Such infections are seen as a major problem that highlights poor practices and the risk of spread among patients and workers. Combined with community resistance in an unstable, densely populated region that has never faced Ebola before, the task of containing the outbreak remains challenging .
In the current epicenter, the communities of Butembo and Katwa, 86 percent of Ebola cases since Dec. 1 “had visited or worked in a health care facility before or after their onset of illness,” the World Health Organization said.
In the past three weeks in Katwa, 49 “health structures” were identified where confirmed cases were hospitalized, and eight new infected health workers were reported, WHO said.
With 759 Ebola cases, including 705 of them confirmed and 414 confirmed deaths, this has become the second-largest Ebola outbreak in history, behind the West Africa outbreak that killed more than 11,000 in 2014-2016.
No end is in sight.
“This is a particularly complex area with such insecurity,” Dr. Ibrahima Soce Fall, the WHO regional director for emergencies, told The Associated Press. “We have been able to control many hotspots, but it will take some time to really end the outbreak.”
Katwa is the latest community to present officials with a population that is wary of outsiders after years of rebel attacks in the region.

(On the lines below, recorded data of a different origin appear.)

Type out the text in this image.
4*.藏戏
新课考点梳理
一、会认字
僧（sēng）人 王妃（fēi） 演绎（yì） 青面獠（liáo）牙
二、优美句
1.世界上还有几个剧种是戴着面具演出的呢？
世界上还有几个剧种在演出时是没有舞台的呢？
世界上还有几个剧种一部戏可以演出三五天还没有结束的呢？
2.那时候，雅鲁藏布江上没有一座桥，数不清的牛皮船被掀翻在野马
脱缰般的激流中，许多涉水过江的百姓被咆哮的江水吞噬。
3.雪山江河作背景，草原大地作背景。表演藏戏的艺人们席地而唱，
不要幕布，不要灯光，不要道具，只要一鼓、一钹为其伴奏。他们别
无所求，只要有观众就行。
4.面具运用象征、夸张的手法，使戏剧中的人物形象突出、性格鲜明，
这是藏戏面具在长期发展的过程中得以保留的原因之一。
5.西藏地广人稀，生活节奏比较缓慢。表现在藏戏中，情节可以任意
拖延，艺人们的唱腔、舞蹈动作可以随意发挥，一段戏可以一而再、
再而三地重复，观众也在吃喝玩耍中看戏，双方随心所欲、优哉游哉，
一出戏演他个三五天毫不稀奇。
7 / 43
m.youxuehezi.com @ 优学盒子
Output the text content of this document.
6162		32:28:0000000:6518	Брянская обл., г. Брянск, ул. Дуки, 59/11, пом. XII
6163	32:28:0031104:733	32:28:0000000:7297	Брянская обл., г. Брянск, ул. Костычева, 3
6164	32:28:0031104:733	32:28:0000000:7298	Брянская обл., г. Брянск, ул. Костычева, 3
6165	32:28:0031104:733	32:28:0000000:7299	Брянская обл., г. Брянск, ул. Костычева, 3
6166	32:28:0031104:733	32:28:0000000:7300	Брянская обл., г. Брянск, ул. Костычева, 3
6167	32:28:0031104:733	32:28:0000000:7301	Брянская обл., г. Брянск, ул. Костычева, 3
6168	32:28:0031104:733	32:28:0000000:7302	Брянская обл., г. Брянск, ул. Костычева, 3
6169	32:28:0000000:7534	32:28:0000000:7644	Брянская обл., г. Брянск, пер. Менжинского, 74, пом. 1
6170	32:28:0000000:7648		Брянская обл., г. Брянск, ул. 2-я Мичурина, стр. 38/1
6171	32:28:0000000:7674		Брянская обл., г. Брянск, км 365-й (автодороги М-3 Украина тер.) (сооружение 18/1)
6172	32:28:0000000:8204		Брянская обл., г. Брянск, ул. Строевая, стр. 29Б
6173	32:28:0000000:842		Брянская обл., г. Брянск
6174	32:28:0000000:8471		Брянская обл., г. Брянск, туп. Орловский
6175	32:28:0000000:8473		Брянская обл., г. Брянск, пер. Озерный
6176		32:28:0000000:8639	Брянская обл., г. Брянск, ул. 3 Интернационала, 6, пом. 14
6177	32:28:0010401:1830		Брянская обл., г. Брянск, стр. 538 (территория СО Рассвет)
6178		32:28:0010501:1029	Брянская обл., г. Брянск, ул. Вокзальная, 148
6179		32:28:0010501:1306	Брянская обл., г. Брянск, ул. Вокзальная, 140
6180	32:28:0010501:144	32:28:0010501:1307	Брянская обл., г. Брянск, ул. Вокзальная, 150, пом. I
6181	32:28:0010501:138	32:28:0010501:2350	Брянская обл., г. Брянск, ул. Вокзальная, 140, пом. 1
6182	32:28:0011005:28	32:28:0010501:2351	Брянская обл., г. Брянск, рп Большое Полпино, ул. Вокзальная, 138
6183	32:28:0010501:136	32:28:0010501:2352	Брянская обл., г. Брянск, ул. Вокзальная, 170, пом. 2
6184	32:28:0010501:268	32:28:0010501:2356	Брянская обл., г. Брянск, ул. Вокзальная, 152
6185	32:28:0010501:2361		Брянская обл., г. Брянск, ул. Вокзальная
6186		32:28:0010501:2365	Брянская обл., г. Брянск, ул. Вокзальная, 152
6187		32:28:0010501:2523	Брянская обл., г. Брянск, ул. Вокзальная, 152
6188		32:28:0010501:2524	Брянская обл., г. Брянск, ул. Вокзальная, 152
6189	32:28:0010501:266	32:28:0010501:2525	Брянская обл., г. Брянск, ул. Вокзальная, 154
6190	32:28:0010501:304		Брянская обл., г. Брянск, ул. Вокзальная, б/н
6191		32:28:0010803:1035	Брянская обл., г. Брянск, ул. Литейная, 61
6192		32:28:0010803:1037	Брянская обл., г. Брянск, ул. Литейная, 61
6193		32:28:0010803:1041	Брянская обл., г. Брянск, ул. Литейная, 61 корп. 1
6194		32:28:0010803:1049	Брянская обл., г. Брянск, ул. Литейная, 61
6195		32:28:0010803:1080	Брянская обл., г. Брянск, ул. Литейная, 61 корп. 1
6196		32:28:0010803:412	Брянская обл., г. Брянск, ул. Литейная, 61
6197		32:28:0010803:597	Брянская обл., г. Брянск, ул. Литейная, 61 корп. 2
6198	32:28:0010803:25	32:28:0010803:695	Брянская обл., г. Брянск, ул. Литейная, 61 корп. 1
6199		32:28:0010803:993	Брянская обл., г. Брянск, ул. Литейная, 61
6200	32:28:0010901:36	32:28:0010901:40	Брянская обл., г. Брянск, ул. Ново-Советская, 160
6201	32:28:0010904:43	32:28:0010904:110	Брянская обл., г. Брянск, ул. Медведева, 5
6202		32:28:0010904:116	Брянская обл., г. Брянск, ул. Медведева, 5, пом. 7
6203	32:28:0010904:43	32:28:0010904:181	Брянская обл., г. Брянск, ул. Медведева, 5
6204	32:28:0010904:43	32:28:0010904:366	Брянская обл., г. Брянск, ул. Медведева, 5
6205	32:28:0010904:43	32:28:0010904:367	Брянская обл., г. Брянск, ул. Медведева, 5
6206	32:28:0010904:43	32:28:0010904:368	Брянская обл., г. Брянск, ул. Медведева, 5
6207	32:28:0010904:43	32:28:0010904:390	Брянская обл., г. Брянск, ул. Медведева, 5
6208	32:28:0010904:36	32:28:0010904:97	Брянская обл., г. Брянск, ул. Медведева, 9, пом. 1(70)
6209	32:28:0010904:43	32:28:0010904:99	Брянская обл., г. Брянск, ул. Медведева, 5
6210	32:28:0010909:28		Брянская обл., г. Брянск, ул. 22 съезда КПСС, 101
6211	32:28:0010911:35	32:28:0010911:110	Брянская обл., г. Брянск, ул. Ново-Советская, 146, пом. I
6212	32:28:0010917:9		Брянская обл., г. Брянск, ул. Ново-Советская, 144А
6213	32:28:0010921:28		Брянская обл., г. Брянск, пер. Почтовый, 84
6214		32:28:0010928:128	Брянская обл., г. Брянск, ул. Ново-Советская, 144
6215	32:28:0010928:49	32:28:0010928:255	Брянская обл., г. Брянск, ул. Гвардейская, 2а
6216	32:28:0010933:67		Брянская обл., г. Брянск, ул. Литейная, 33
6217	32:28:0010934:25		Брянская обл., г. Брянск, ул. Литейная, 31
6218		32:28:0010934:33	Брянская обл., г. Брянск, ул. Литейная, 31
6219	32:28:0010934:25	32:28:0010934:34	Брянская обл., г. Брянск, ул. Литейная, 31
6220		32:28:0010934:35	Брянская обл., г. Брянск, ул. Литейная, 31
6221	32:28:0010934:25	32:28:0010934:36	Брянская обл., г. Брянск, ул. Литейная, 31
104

“They don’t trust authorities in Congo because they’ve been exposed to insecurity and conflict for more than 20 years,” Fall said. “You cannot control this type of outbreak without having the community involved for rapid detection.” In Beni, an early epicenter, it took months before some communities showed trust, he said.
People often still choose to go to traditional health centers instead of hospitals.
“Many people have gotten infected in those facilities. If you have malaria, you may be in the same place as someone with Ebola,” Fall said. “They don’t have doctors there, and the people working aren’t qualified.”
Many of Ebola’s initial symptoms, including fever and muscle pain, are similar to those of malaria and other illnesses common in the region.
Also of concern in Katwa is that 80 percent of Ebola cases have not been traceable to known contacts of other infected people. That means officials cannot accurately track where the virus is spreading and who is at highest risk, said Laurence Sailly, the head of mission in Congo for Doctors Without Borders.
That rate is lower in communities that had cases early in the outbreak, reflecting health workers’ progress.
Each time Ebola emerges in a new community, health workers must start from zero to explain the disease. Some engage rebel groups for access to carry out vaccinations and trace contacts of those infected.
There is also concern about deaths that occur outside health centers as some people remain reluctant to seek help. Ebola patients at home potentially infect many more people than in isolation, and experts say they are most infectious shortly before they die.
WHO and Congo’s health ministry have begun testing and recording all deaths outside health centers.
Many Congolese remain worried.
“I’m scared of Ebola and I think the epidemic is far from over,” said Manoa Lebabo, a 20-year-old Beni resident.